10 April 2010

he took the words right out of my mind (and he did it before id even thought of them!)

here are a few quotes from a book im currently reading on synesthesia : The Man Who Tasted Shapes by Richard E. Cytowic, M.D. i had to stop reading and keep my bookmark in place so i could read them over a few times before moving on. Cytowic pretty much summed up how i feel about our society and technology. put down on paper what i havent been able to properly word yet. so ill put the direct quotes in here, because i couldnt have said it better myself.

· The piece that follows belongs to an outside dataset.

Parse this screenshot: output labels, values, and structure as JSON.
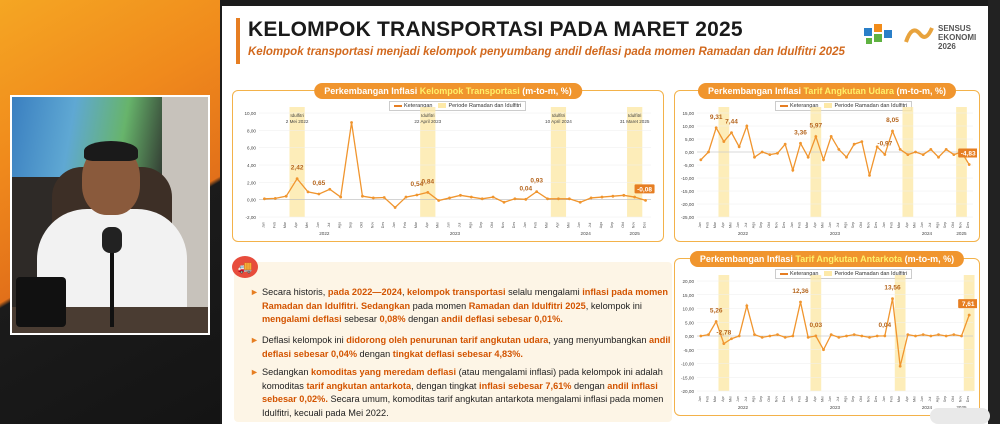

"Who stopped to ask which of todays techniques would be tomorrow's leeches? Who even asked in technological gain in one place might not force a loss somewhere else? Who asked if the price was worth it? I would not deny that the science of medicine benefited from this technological explosion, but, like most blessings, it was mixed."
pg 37

"We have paid with dollars and our humanity ever since the stethoscope appeared as the first instrument to come between patient and pphysician. The art of medicine has steadily yielded to the calculus of objectivity and the tabulation of hard data. This economy has inflation, too. Machine interposition has increased exponentially, until todeay we have hardly any touching and little real human contact. Patients have been reduced to objects, and physicians to dispassionate feeders of the machines.
As a group, physicians are becoming as evasive as politicians. A direct answer is hard to get because machines are used not as toold, as extensions of our minds and senses, but as replacements for them. One is told, "Let's wait until the test results come back." "
pg 38

"We have long believed as a society that technology serves us - we believe it saves lives, makes our work easier, improves communication, and is mostly good. I believe that, hardly realising it, we have come to serve technology even tho we intended for it to serve us."
pg 39

"This diefication of the machine is, of course, not unique to medicine or even to science. Many authors have written eloquently on this point. While constructed by humans, a technological society ironically dehumanizes us by tranforming it faster than the human psyche can cope. Up to the time of the industrial revolution, the tempo of living was tolerable and the conditions of life ramined reasonably constant from generation to generation. As a result, individuals could develop a sense of connection, which itself was often the foundation for a rich spiritual life. Change was gradual enough that each person had a mental snapshot by which he or she knew what to expect in life.
But today technology changes the conditions of life so rapidly that just as you get yourself related to one set of conditions, another comes along. This causes anxiety and displacement. It is impossible to develop stability and psychological depth in a rapidly changing world. By removing us from the human centre I believe that machines have taken us away form the depths at which we really live and abandoned us to a superficial existence."